El enfermero milagroso
La enfermería del Convento del Santísimo Rosario había llegado a ser un hospital. Allí Martín atendía a los religiosos enfermos y a los que traía de fuera para prodigarles sus cuidados, porque lo que más curaba era la excesiva atencion, su cariño consolaba y aquel vivir día y noche pendiente de los que sufrían. Como si tuviera un timbre en el corazón acudía hacia el enfermo que lo necesitaba, sin hacer esperar un momento. A veces parecía cosa milagrosa cuando llegaba atendiendo el deseo interior de un enfermo.
Don Rodrigo Meléndes, padre del Presbiterio Andrés Meléndes, cuando hallábase recluído de sus clientes en el Convento, le vino una grave erisipela en una pierna. Los dolores se hicieron tan intensos que dijo entre sí una noche: ¡Cómo tuviera a la mano un poco de agua!
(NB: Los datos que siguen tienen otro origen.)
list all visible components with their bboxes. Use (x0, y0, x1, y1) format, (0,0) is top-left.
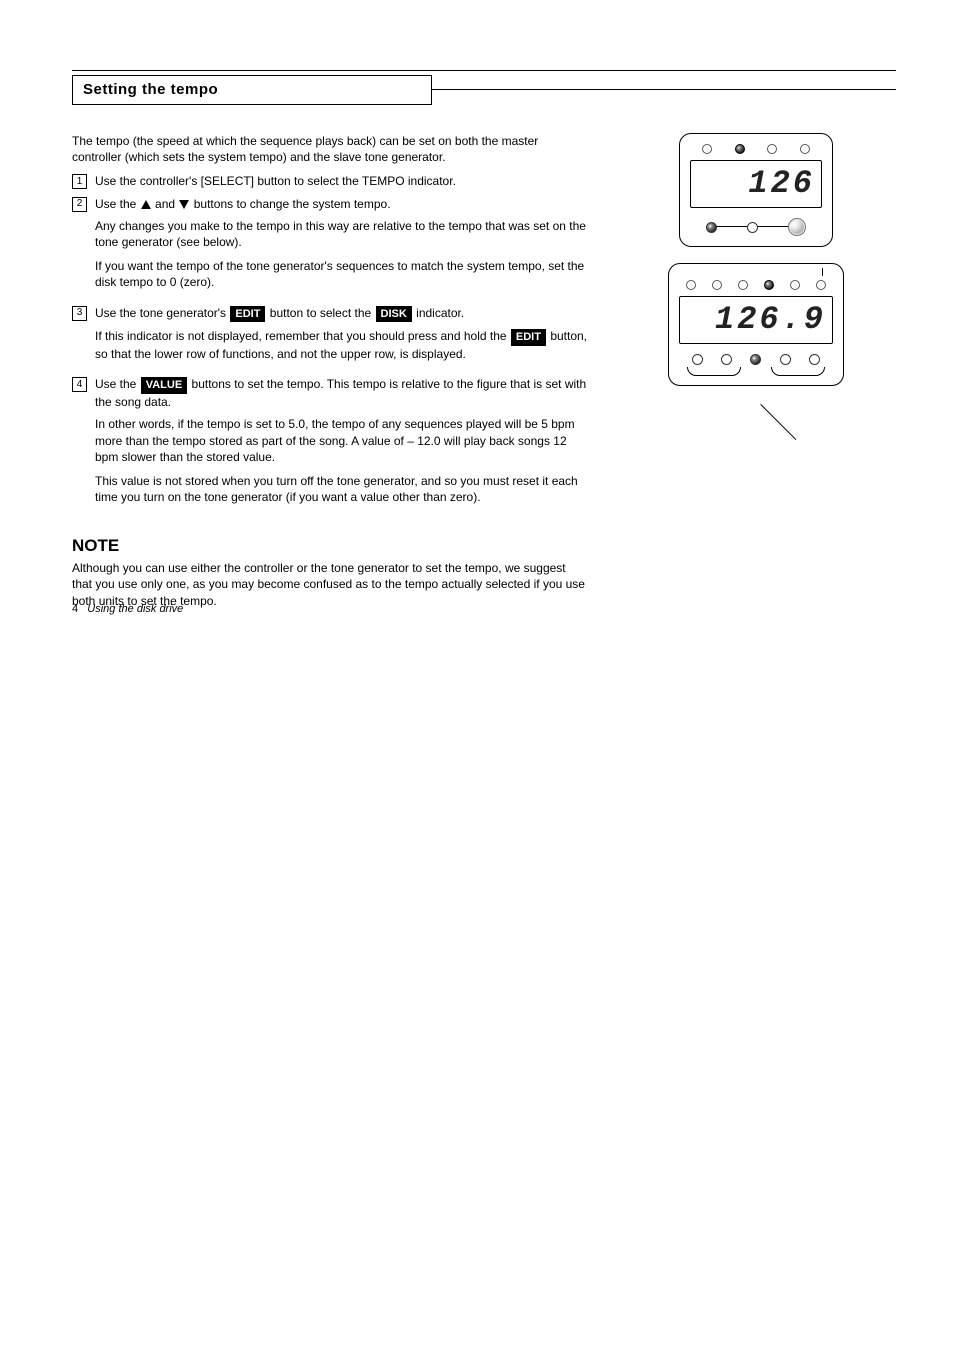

La llamada no fue en vano, pues a los pocos instantes entré en su cuarto Fray Martín, estando la puerta cerrada por dentro. Tomó un poco de agua y con ella bañó la pierna dolorida. A los pocos minutos, los dolores habían desaparecido.
Don Rodrigo, admirado por la visita de Martín le interrogó: Hermano, ¿cómo habéis ingresado aquí? Y Fray Martín dejando a un lado el socorro, le respondió: “Yo tengo mi modo de entrar” y al momento desapareció.
HIMNO A SAN MARTIN DE PORRES
CORO
¡Gloria inmortal a tu bendito nombre
sol de amor de los pobres, San Martín
astro divino del Perú de América,
de la Iglesia invencible paladín!
Son tus hermanos de ideal y patria
los que hoy llegan fervientes a tu altar;
danos la luz que iluminó tu mente,
danos la fe que te enseñó a triunfar.
ESTROFA
¡Radiante flor del suelo americano
que diste olor de augusta santidad;
gala y blasón del pueblo peruano;
que en ti encendió la antorcha de piedad!
Protégenos, tu caridad sagrada
todo el Perú ardiente en su emoción;
si viene a él tu excelsa llamarada
de un pueblo hará tan sólo un corazón.